14     L’article 5 du règlement n° 1854/89 est ainsi rédigé:

«Lorsque le montant de droits résultant d’une dette douanière n’a pas été pris en compte conformément aux articles 3 et 4 ou a été pris en compte à un niveau inférieur au montant légalement dû, la prise en compte du montant de droits à recouvrer ou restant à recouvrer doit avoir lieu dans un délai de deux jours à compter de la date à laquelle l’autorité douanière s’est aperçue de cette situation et est en mesure de calculer le montant légalement dû et de déterminer la personne tenue au paiement de ce montant. Ce délai peut être augmenté conformément à l’article 4.»

15     L’article 6, paragraphe 1, dudit règlement prévoit:

«Le montant des droits doit être communiqué, dès qu’il a été pris en compte, à la personne tenue à son paiement, selon des modalités appropriées.»

16     Le code des douanes a été modifié, notamment, par le règlement (CE) n° 2700/2000 du Parlement européen et du Conseil, du 16 novembre 2000 (JO L 311, p. 17).

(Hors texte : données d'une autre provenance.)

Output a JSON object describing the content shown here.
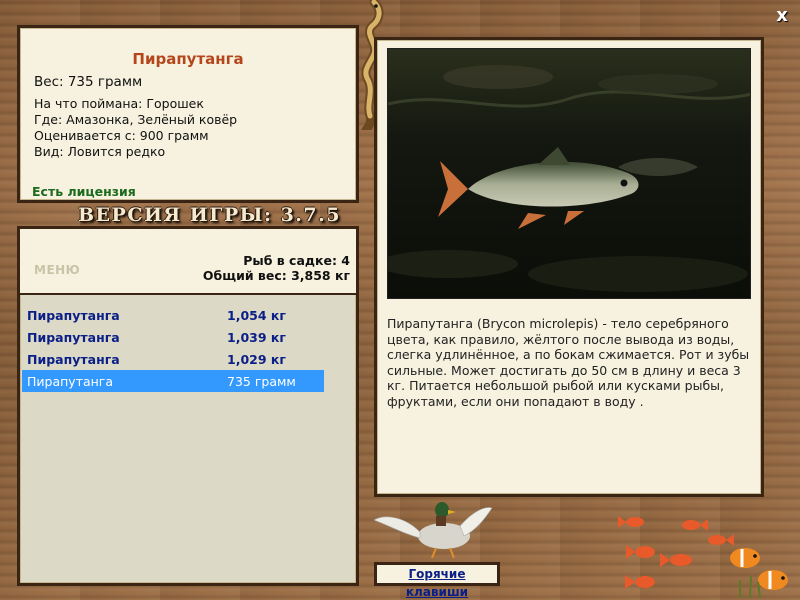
{
  "info": {
    "title": "Пирапутанга",
    "weight": "Вес: 735 грамм",
    "bait": "На что поймана: Горошек",
    "location": "Где: Амазонка, Зелёный ковёр",
    "valued_from": "Оценивается с: 900 грамм",
    "kind": "Вид: Ловится редко",
    "license": "Есть лицензия"
  },
  "version": "ВЕРСИЯ ИГРЫ: 3.7.5",
  "keeper": {
    "menu_label": "МЕНЮ",
    "count": "Рыб в садке: 4",
    "total_weight": "Общий вес: 3,858 кг",
    "items": [
      {
        "name": "Пирапутанга",
        "weight": "1,054 кг"
      },
      {
        "name": "Пирапутанга",
        "weight": "1,039 кг"
      },
      {
        "name": "Пирапутанга",
        "weight": "1,029 кг"
      },
      {
        "name": "Пирапутанга",
        "weight": "735 грамм"
      }
    ]
  },
  "description": "Пирапутанга (Brycon microlepis) - тело серебряного цвета, как правило, жёлтого после вывода из воды, слегка удлинённое, а по бокам сжимается. Рот и зубы сильные. Может достигать до 50 см в длину и веса 3 кг. Питается небольшой рыбой или кусками рыбы, фруктами, если они попадают в воду .",
  "hotkeys_label": "Горячие клавиши",
  "close_label": "x",
  "colors": {
    "title": "#b5461b",
    "license": "#1c6a1c",
    "list_text": "#0a1f87",
    "selection": "#3399ff"
  }
}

  Le litige au principal et les questions préjudicielles

17     Le commissionnaire a déclaré en Belgique, entre le 9 avril 1992 et le 23 juin 1994, au nom et pour le compte d’une autre société, des importations de cassettes vidéo en provenance de Macao, via Hong Kong.

18     En vertu du régime des préférences tarifaires généralisées applicable aux marchandises originaires de pays en voie de développement, ces importations ont été exonérées de droits de douane.

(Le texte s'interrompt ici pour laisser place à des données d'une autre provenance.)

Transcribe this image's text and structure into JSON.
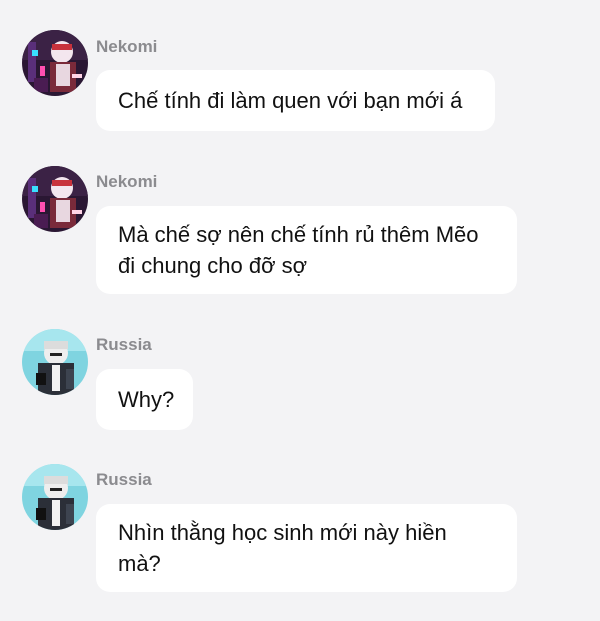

19     À la suite d’ une enquête menée à Macao, le comité de l’origine institué par l’article 12 du règlement (CEE) n° 802/68 du Conseil, du 27 juin 1968, relatif à la définition commune de la notion d’origine des marchandises (JO L 148, p. 1) a décidé d’exclure ces marchandises du tarif préférentiel au motif qu’elles étaient en réalité originaires de Chine et étaient en conséquence soumises aux droits à l’importation applicables aux pays tiers, ainsi qu’aux droits antidumping. La décision du comité a été notifiée aux États membres le 10 août 1994.

20     Par lettre recommandée du 27 février 1995, l’inspection de recherche des douanes et accises d’Anvers a informé le commissionnaire de ladite enquête et lui a notifié les montants des droits à l’importation et des droits antidumping qui étaient dus.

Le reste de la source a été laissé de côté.